Director and script writer of the film is Kei Morikawa, a former AV director, who initially wrote the Makeup Room as a stage play, thus the single set. The best aspect of his work is that he is able to extract excellent acting from his actresses that with the exception of Aki Morita, who plays Kyoko, are AV specific.
He makes a point of showing to the spectator that the adult film industry is not completely different from the “regular” one and that the people in it, are not sex crazed drug addicts, as the majority believes, but regular individuals that simply love having sex and do not mind getting paid for it.

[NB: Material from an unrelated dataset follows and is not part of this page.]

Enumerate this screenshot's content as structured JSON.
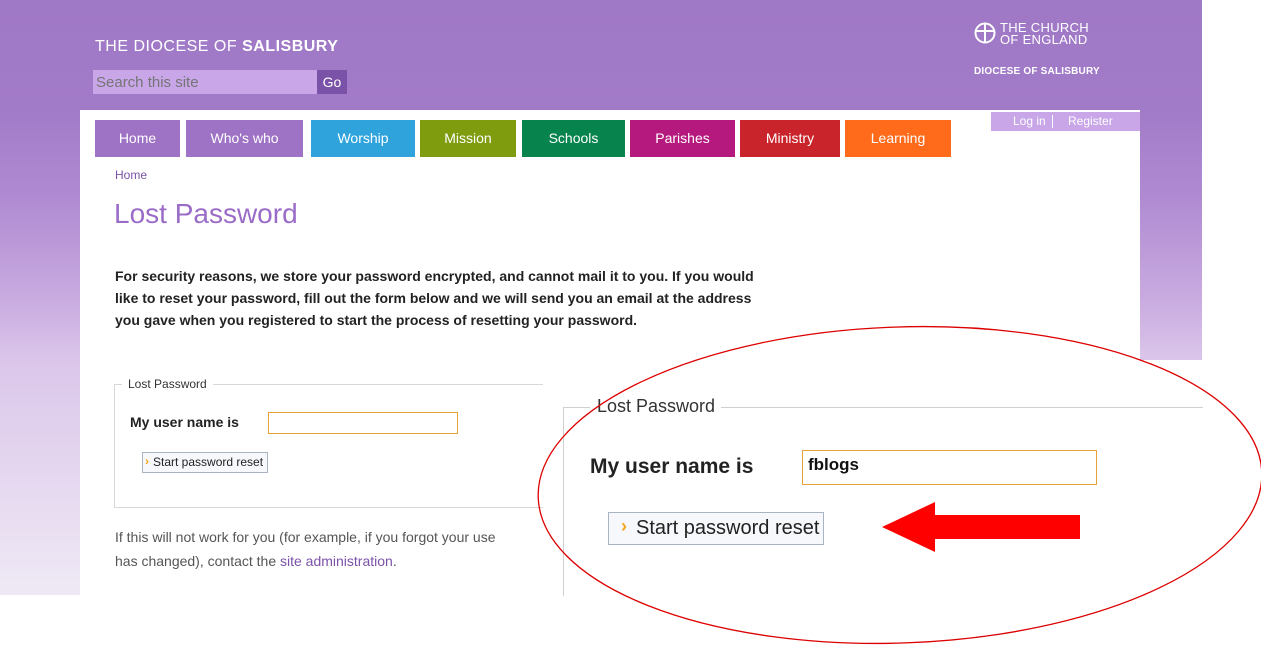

In that aspect, Saki, who thinks she is ugly, is disappointed because she hardly ever gets picked in the auditions, Masako reminisces with a sense of nostalgia the time when she was the main lead and Masami acts like a star (she whines when informed that she is having a lesbian scene, because she just had a manicure) and everybody around her treats her so (She gets to pick first which bento she is going to eat). I have to admit though, Beni Ito, who plays the latter, is gorgeous.
I particularly enjoyed the comical part of the movie that chiefly materializes through the performances of Nanami Kawakami as Masako and Kentaro Sakai as Kato, that are both hilarious, the former with her constant, almost irrational mumbling and the latter with the fact that everybody seems to yell at him, while asking him to do impossible things and he complies without any complaint whatsoever.
The only negative issue I have to mention concerning the movie is that it presents the AV industry in a way that must be far better than the realistic approach; however since this a chiefly a comedy film and not a documentary, this particular fact is to be expected.
Aki Morita truly excels as Kyoko, who acts as a loving relative to all of the actresses and is the one that keeps the balance in a film that could very easily jump the track. It is certainly not a coincidence that she is the only one that never leaves the stage. Her role actually is based on a real-life legend of the AV industry that passed away before the shoot begun.
Kentaro Sakai as the director is quite annoying, whenever he appears, though I believe that is what he was supposed to do, to indicate how erratic and demanding directors can sometimes be. Still though, his performance gets quite tiresome after a point
“Makeup Room” is obviously a low-budget film, however the cinematography by Shinji Kugimiya is quite accomplished, particularly taking into consideration that he has so many characters to fit into one room, and consequently into a single frame.